Damis. Und Sie sich noch weniger über meinen Ungehorsam.
Chrysander. Ich will dir zeigen, daß du einen gütigen Vater hast, der sich mehr nach deinem als nach seinem eignen Willen richtet.
Damis. Und ich will Ihnen zeigen, daß Sie einen Sohn haben, der Ihnen in allen die schuldige Untertänigkeit leistet.
Chrysander. Ja, ja; nimm Julianen! Ich gebe dir meinen Segen.
Damis. Nein, nein; ich werde Sie nicht so erzürnen—
Chrysander. Aber was soll denn das Widersprechen? Dadurch erzürnst du mich!

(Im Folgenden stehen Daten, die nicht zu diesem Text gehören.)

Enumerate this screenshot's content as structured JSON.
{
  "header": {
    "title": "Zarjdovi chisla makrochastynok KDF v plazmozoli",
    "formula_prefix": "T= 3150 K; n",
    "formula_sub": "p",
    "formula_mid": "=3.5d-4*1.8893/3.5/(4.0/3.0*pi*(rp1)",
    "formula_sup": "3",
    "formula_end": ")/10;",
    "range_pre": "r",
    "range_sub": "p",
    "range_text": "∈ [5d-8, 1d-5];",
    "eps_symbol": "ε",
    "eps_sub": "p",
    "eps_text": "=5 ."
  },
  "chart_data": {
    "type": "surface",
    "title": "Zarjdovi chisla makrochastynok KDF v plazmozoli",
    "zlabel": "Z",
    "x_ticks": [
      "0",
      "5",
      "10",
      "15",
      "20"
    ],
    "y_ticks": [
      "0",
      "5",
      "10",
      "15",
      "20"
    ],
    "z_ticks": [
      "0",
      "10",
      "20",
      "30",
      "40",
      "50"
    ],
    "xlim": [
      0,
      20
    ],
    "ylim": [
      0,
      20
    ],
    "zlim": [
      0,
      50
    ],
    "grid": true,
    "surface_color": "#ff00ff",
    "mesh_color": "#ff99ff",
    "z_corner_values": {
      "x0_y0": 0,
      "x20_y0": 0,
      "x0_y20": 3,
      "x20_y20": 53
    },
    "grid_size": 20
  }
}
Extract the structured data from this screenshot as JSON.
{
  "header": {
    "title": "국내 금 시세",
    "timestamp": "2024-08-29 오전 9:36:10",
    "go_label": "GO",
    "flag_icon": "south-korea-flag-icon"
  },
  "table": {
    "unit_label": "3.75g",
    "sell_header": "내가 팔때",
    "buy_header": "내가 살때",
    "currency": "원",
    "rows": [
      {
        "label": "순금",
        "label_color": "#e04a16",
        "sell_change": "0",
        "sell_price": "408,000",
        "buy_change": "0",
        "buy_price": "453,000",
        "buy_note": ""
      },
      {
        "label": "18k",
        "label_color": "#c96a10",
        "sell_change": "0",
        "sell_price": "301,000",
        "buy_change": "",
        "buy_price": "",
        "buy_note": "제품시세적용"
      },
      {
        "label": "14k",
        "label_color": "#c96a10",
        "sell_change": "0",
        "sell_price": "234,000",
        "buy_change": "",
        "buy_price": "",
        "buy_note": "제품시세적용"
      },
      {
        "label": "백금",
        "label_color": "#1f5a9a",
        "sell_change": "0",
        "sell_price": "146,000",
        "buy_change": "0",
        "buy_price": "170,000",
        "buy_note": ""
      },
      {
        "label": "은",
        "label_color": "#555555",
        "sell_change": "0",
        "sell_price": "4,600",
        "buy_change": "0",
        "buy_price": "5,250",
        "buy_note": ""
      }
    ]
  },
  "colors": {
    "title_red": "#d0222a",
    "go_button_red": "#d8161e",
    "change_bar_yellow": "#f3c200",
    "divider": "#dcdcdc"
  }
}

Damis. Ich will doch nicht glauben, daß Sie sich im Ernste schon zum drittenmal anders besonnen haben?
Chrysander. Und warum das nicht?
Damis. Oh, dem sei nun, wie ihm wolle! Ich habe mich gleichfalls geändert und fest entschlossen, ganz und gar nicht zu heiraten. Ich muß auf Reisen gehen, und ich werde mich, je eher, je lieber, davonmachen.
Chrysander. Was? du willst ohne meine Erlaubnis in die Welt laufen?